Aldrin graduated third in his class at West Point and flew 66 combat missions in Korea. He was pilot of Gemini 12 before becoming the second man to walk on the moon. He’s a genuine American hero.
In the video, an elderly Aldrin is challenged by filmmaker Bart Sibrel. “You’re the one who said you walked on the moon when you didn’t,” Sibrel shouts in Aldrin’s face.
“You’re a liar, a coward, a thief,” Sibrel exclaims.
At which point Aldrin punches Sibrel in the face, a good solid shot, venting the frustration felt by millions of rational people.
While it’s impolite to say it, there are a small number of idiots in the world who are determined to disbelieve even obvious truth.
That’s why we applaud President Barack Obama for not releasing the photos of the dead Osama bin Laden.
Some have argued that showing the photos would have proven to the world’s doubters that the U.S. really did kill the mastermind of 9/11.
But it would have made no difference at all to people determined to believe the man is still alive. They would go on believing that even if the U.S. had paraded his body down Pennsylvania Avenue in Washington.

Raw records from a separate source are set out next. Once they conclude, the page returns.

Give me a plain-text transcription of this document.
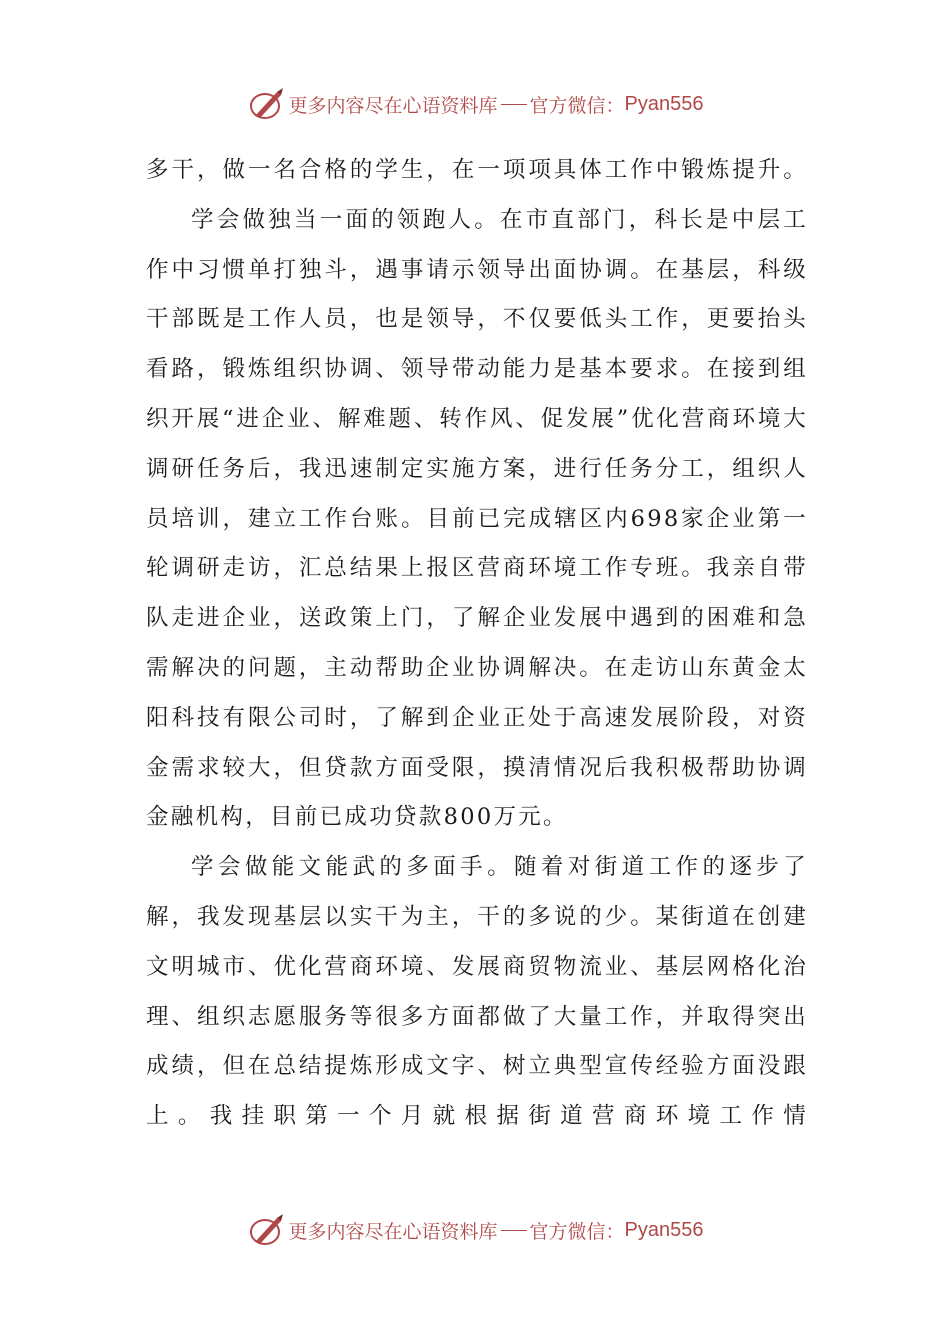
更多内容尽在心语资料库 官方微信： Pyan556

多干，做一名合格的学生，在一项项具体工作中锻炼提升。

学会做独当一面的领跑人。在市直部门，科长是中层工作中习惯单打独斗，遇事请示领导出面协调。在基层，科级干部既是工作人员，也是领导，不仅要低头工作，更要抬头看路，锻炼组织协调、领导带动能力是基本要求。在接到组织开展“进企业、解难题、转作风、促发展”优化营商环境大调研任务后，我迅速制定实施方案，进行任务分工，组织人员培训，建立工作台账。目前已完成辖区内698家企业第一轮调研走访，汇总结果上报区营商环境工作专班。我亲自带队走进企业，送政策上门，了解企业发展中遇到的困难和急需解决的问题，主动帮助企业协调解决。在走访山东黄金太阳科技有限公司时，了解到企业正处于高速发展阶段，对资金需求较大，但贷款方面受限，摸清情况后我积极帮助协调金融机构，目前已成功贷款800万元。

学会做能文能武的多面手。随着对街道工作的逐步了解，我发现基层以实干为主，干的多说的少。某街道在创建文明城市、优化营商环境、发展商贸物流业、基层网格化治理、组织志愿服务等很多方面都做了大量工作，并取得突出成绩，但在总结提炼形成文字、树立典型宣传经验方面没跟上。我挂职第一个月就根据街道营商环境工作情

更多内容尽在心语资料库 官方微信： Pyan556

The president was right. No one needs to see ghastly photos like that. Releasing them would have inflamed the passions of bin Laden’s supporters and perhaps even offend those who despised the man.

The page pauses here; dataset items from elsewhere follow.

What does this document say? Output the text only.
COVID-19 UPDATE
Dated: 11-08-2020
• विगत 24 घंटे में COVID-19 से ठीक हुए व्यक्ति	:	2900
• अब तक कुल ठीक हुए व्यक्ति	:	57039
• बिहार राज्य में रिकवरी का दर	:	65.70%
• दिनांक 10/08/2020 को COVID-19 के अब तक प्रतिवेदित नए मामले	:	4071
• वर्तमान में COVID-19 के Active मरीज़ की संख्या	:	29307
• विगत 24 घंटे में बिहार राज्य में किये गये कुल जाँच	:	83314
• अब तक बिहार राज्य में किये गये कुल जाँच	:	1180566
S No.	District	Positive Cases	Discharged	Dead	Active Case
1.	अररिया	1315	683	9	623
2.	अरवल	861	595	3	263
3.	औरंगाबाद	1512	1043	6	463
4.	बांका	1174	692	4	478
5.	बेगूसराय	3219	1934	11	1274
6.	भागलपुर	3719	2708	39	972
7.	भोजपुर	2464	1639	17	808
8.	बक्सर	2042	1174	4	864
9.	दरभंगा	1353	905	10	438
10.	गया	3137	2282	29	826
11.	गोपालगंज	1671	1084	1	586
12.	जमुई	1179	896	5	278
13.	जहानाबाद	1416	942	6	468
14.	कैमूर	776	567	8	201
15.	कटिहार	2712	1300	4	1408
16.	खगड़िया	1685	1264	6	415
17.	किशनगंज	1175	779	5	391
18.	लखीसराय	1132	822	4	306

The week before, Obama took the extraordinary step of asking Hawaiian officials to release his own long-form birth certificate, just to quiet conspiracy theorists.
Reporters and others had seen the form. Photos have been available on the Web. Announcements even appeared in Hawaiian newspapers after his birth.

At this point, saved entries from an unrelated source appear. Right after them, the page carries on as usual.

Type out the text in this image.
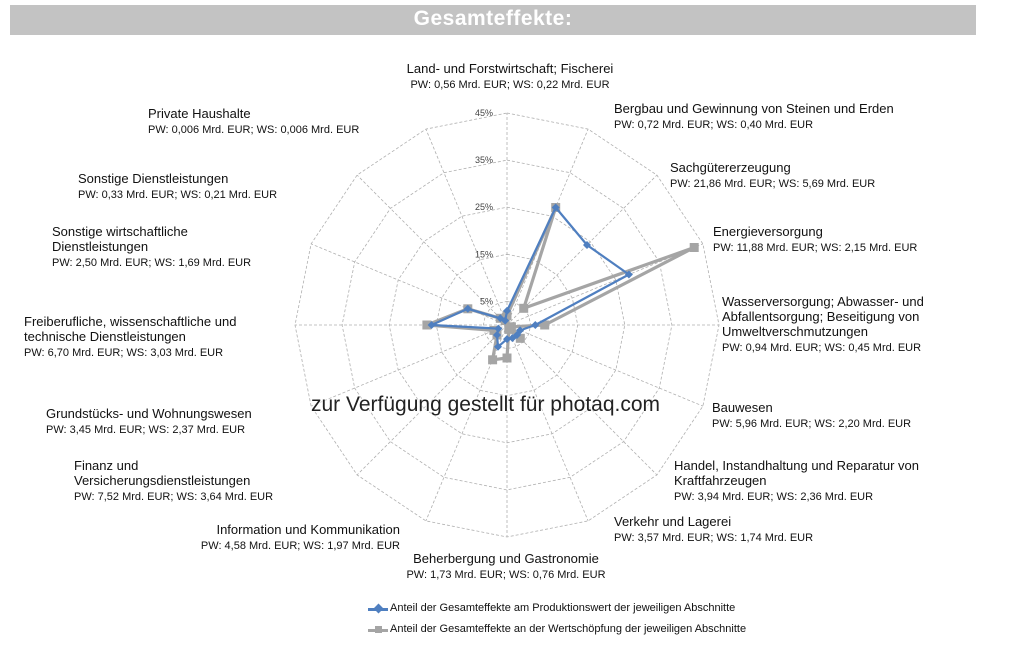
Gesamteffekte:
5%
15%
25%
35%
45%
Land- und Forstwirtschaft; Fischerei
PW: 0,56 Mrd. EUR; WS: 0,22 Mrd. EUR
Bergbau und Gewinnung von Steinen und Erden
PW: 0,72 Mrd. EUR; WS: 0,40 Mrd. EUR
Sachgütererzeugung
PW: 21,86 Mrd. EUR; WS: 5,69 Mrd. EUR
Energieversorgung
PW: 11,88 Mrd. EUR; WS: 2,15 Mrd. EUR
Wasserversorgung; Abwasser- und
Abfallentsorgung; Beseitigung von
Umweltverschmutzungen
PW: 0,94 Mrd. EUR; WS: 0,45 Mrd. EUR
Bauwesen
PW: 5,96 Mrd. EUR; WS: 2,20 Mrd. EUR
Handel, Instandhaltung und Reparatur von
Kraftfahrzeugen
PW: 3,94 Mrd. EUR; WS: 2,36 Mrd. EUR
Verkehr und Lagerei
PW: 3,57 Mrd. EUR; WS: 1,74 Mrd. EUR
Beherbergung und Gastronomie
PW: 1,73 Mrd. EUR; WS: 0,76 Mrd. EUR
Information und Kommunikation
PW: 4,58 Mrd. EUR; WS: 1,97 Mrd. EUR
Finanz und
Versicherungsdienstleistungen
PW: 7,52 Mrd. EUR; WS: 3,64 Mrd. EUR
Grundstücks- und Wohnungswesen
PW: 3,45 Mrd. EUR; WS: 2,37 Mrd. EUR
Freiberufliche, wissenschaftliche und
technische Dienstleistungen
PW: 6,70 Mrd. EUR; WS: 3,03 Mrd. EUR
Sonstige wirtschaftliche
Dienstleistungen
PW: 2,50 Mrd. EUR; WS: 1,69 Mrd. EUR
Sonstige Dienstleistungen
PW: 0,33 Mrd. EUR; WS: 0,21 Mrd. EUR
Private Haushalte
PW: 0,006 Mrd. EUR; WS: 0,006 Mrd. EUR
zur Verfügung gestellt für photaq.com
Anteil der Gesamteffekte am Produktionswert der jeweiligen Abschnitte
Anteil der Gesamteffekte an der Wertschöpfung der jeweiligen Abschnitte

What’s more, there is not a shred of evidence he was born anywhere else. His mother never even visited Kenya, where the theorists say he was born.
Yet, many people continue to believe he was born overseas and that he is constitutionally ineligible to be president.
They will believe that forever.
Just as people continue to think Elvis has never really left the building. Princess Diana’s fatal car crash was arranged by the royal family. The U.S. government planned the 9/11 attack to make Arabs look bad. And, Lee Harvey Oswald did not shoot president John F. Kennedy.
The list is endless, and the people who believe these things never will be satisfied by evidence, no matter how compelling.
That’s because nothing can ever be proven to everyone’s satisfaction, and we should stop trying.
People who operate in the fact-based world are most often satisfied by a preponderance of evidence. They believe in the old saying that if it walks like a duck and quacks like a duck, it’s probably a duck.
A small group of people, however, will always prefer some more dramatic and sinister explanation over simple truth.
These people should be confronted with the facts and then ignored. Continuing to acknowledge them only encourages the silliness.